“A desperate, painfully honest attempt to confront the monstrous crimes of the twentieth century.”—Time
Selected by the Modern Library as one of the 100 best novels of all time
Slaughterhouse-Five, an American classic, is one of the world’s great antiwar books. Centering on the infamous World War II firebombing of Dresden, the novel is the result of what Vonnegut describes as a twenty-three-year struggle to write a book about what he himself witnessed as an American prisoner of war. It combines science fiction, autobiography, humor, historical fiction, and satire in an account of the life of Billy Pilgrim, a barber’s son turned draftee turned optometrist turned alien abductee. Billy, like Vonnegut, experiences the destruction of Dresden as a POW, and, as with Vonnegut, it is the defining moment of his life. Unlike the author, he also experiences time travel, or coming “unstuck in time.” Billy Pilgrim’s odyssey reflects the mythic journey of our own fractured lives as we search for meaning in what we fear most.

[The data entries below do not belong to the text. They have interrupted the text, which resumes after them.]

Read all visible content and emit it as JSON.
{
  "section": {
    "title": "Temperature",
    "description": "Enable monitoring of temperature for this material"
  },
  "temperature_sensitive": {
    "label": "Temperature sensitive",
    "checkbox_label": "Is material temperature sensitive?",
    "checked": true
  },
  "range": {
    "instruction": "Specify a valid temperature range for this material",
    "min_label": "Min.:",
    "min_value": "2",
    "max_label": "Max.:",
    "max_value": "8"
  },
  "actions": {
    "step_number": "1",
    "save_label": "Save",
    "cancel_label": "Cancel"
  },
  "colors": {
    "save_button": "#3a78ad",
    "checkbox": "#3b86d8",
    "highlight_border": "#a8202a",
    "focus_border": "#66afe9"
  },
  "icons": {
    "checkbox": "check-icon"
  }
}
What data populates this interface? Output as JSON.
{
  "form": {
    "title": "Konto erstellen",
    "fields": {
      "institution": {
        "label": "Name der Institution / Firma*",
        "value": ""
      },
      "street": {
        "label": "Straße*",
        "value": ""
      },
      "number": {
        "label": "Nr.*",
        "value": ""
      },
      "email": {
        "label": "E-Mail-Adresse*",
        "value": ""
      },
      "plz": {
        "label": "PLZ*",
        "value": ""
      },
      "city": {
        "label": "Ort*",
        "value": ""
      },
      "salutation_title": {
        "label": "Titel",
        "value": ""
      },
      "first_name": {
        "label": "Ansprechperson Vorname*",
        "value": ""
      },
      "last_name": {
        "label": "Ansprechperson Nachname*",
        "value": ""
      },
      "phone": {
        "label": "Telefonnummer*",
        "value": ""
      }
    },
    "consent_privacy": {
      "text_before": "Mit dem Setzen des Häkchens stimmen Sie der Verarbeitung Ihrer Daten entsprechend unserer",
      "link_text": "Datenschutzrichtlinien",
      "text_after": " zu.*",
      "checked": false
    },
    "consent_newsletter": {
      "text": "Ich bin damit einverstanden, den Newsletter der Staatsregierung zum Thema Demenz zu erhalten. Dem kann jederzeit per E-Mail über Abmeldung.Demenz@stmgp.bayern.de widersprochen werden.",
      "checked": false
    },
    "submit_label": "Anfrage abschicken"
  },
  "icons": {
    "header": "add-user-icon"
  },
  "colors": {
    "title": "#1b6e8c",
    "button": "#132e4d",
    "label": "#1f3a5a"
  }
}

Praise for Slaughterhouse-Five
“Poignant and hilarious, threaded with compassion and, behind everything, the cataract of a thundering moral statement.”—The Boston Globe
“Very tough and very funny . . . sad and delightful . . . very Vonnegut.”—New York Times
“Splendid art . . . a funny book at which you are not permitted to laugh, a sad book without tears.”—Life
I slightly detest World War Two books. The war is turned into something fictional to be looked at, and then forgotten. It's glorified or turned into swaying love stories, or easily compressed into a two-hour documentary. No matter how you treat it, the war that cost the lives of millions is turned into something rational, something understandable, while by pure definition WWII cannot to be understood. Sure, we can know all the facts, apply some cause and effect, but to truly understand what went down back then cannot be grasped.
So Mr Vonnegut doesn't try to. The beauty of Slaughterhouse-Five is that it hardly deals with the war at all. Billy Pilgrim, the main character, jumps through time, being at his wedding one moment and in a German prison camp the next. Instead of diving right into the main theme, it skirts it, just barely edges it most of the time. Yet this book manages to be sad, funny, and poignant.
Billy Pilgrim thinks he's been kidnapped by aliens. If you've seen the bombing of Dresden, I'm sure an alien planet seems downright cozy after that.